She took a shaky breath and looked around in panic. "You're mad to be here. Why did you come?"
I was drawn to you. I thought about you over and over again for the last two years. I needed to see you again.
"I told you, I came to thank you," Akiva said instead.
She was skeptical, and her eyes widened even more than before. "Assassination? You'll never get close to the Warlord."

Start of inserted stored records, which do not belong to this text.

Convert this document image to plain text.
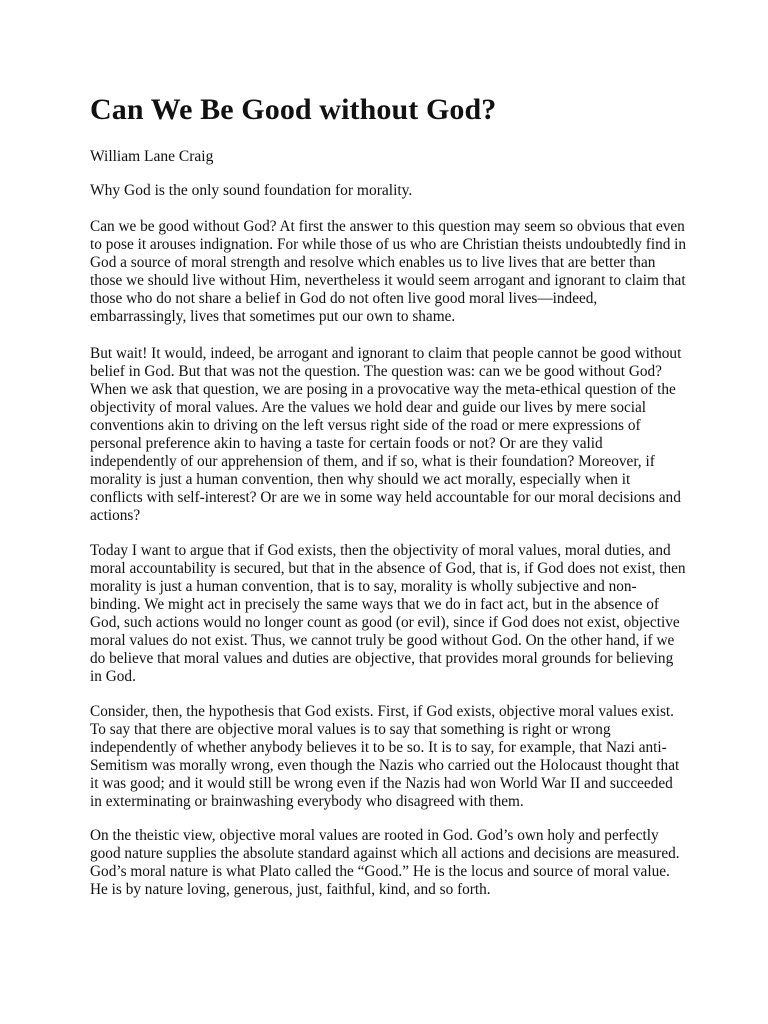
Can We Be Good without God?

William Lane Craig

Why God is the only sound foundation for morality.

Can we be good without God? At first the answer to this question may seem so obvious that even
to pose it arouses indignation. For while those of us who are Christian theists undoubtedly find in
God a source of moral strength and resolve which enables us to live lives that are better than
those we should live without Him, nevertheless it would seem arrogant and ignorant to claim that
those who do not share a belief in God do not often live good moral lives—indeed,
embarrassingly, lives that sometimes put our own to shame.

But wait! It would, indeed, be arrogant and ignorant to claim that people cannot be good without
belief in God. But that was not the question. The question was: can we be good without God?
When we ask that question, we are posing in a provocative way the meta-ethical question of the
objectivity of moral values. Are the values we hold dear and guide our lives by mere social
conventions akin to driving on the left versus right side of the road or mere expressions of
personal preference akin to having a taste for certain foods or not? Or are they valid
independently of our apprehension of them, and if so, what is their foundation? Moreover, if
morality is just a human convention, then why should we act morally, especially when it
conflicts with self-interest? Or are we in some way held accountable for our moral decisions and
actions?

Today I want to argue that if God exists, then the objectivity of moral values, moral duties, and
moral accountability is secured, but that in the absence of God, that is, if God does not exist, then
morality is just a human convention, that is to say, morality is wholly subjective and non-
binding. We might act in precisely the same ways that we do in fact act, but in the absence of
God, such actions would no longer count as good (or evil), since if God does not exist, objective
moral values do not exist. Thus, we cannot truly be good without God. On the other hand, if we
do believe that moral values and duties are objective, that provides moral grounds for believing
in God.

Consider, then, the hypothesis that God exists. First, if God exists, objective moral values exist.
To say that there are objective moral values is to say that something is right or wrong
independently of whether anybody believes it to be so. It is to say, for example, that Nazi anti-
Semitism was morally wrong, even though the Nazis who carried out the Holocaust thought that
it was good; and it would still be wrong even if the Nazis had won World War II and succeeded
in exterminating or brainwashing everybody who disagreed with them.

On the theistic view, objective moral values are rooted in God. God’s own holy and perfectly
good nature supplies the absolute standard against which all actions and decisions are measured.
God’s moral nature is what Plato called the “Good.” He is the locus and source of moral value.
He is by nature loving, generous, just, faithful, kind, and so forth.
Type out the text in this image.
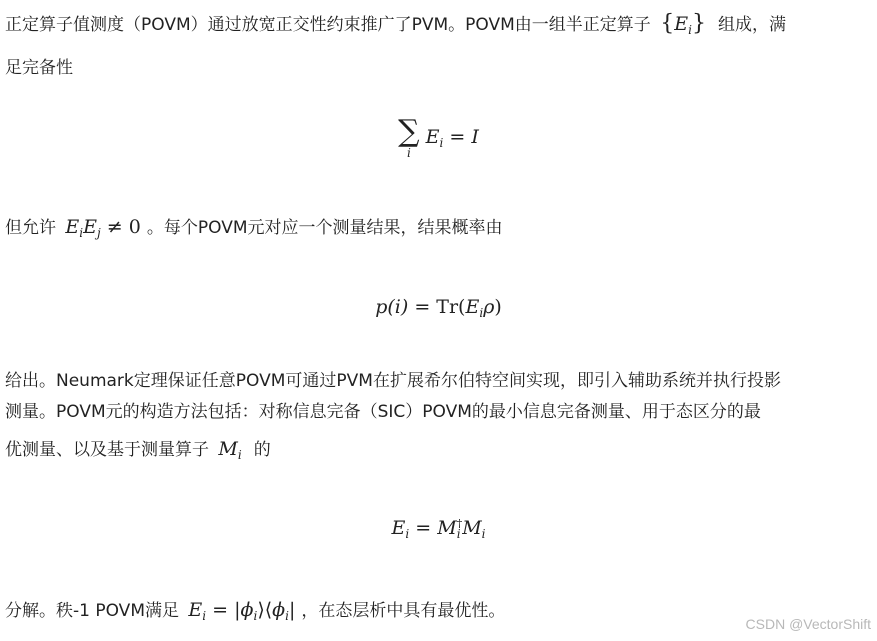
正定算子值测度（POVM）通过放宽正交性约束推广了PVM。POVM由一组半正定算子 $\{E_i\}$ 组成，满
足完备性
∑
i
$E_i = I$
但允许 $E_iE_j \ne 0$ 。每个POVM元对应一个测量结果，结果概率由
$p(i) = Tr(E_i\rho)$
给出。Neumark定理保证任意POVM可通过PVM在扩展希尔伯特空间实现，即引入辅助系统并执行投影
测量。POVM元的构造方法包括：对称信息完备（SIC）POVM的最小信息完备测量、用于态区分的最
优测量、以及基于测量算子 $M_i$ 的
$E_i = M$ †
i $M_i$
分解。秩-1 POVM满足 $E_i$ = $|\phi_i⟩⟨\phi_i|$ ，在态层析中具有最优性。
CSDN @VectorShift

"No. I wouldn't tarnish the gift you gave me with the blood of your folk," he said solemnly.
He looked around at the agora. Children's laughter and smiling couples surrounded him. Tables of the food he smelt earlier and beverages of bright colours were placed on grand tables placed at the outer corners. Gecko-crabs scuttled and beetle-rats scampered across the ground, scavenging for food.
"Gift?" she said incredulously. "You hold that gift lightly, coming here, into certain death!"
"I'm not going to die. Not tonight," he said. "A thousand things might have stopped me from being here right now, but instead, a thousand things brought me here. Everything lined up. It has been easy, as if it were meant-"
"Meant!" she said, amazed. She huffed. "As if what were meant?"
Akiva's blazing eyes lit up even more, with amusement. "You. And me."
Her neck flushed and let out an uneven breath. She took a few moments to think.
"You're mad," was all she said.
"It's your madness too. You saved my life. Why did you do it?"
It was a fair question. Her brow furrowed in thought. Why did she save the angel?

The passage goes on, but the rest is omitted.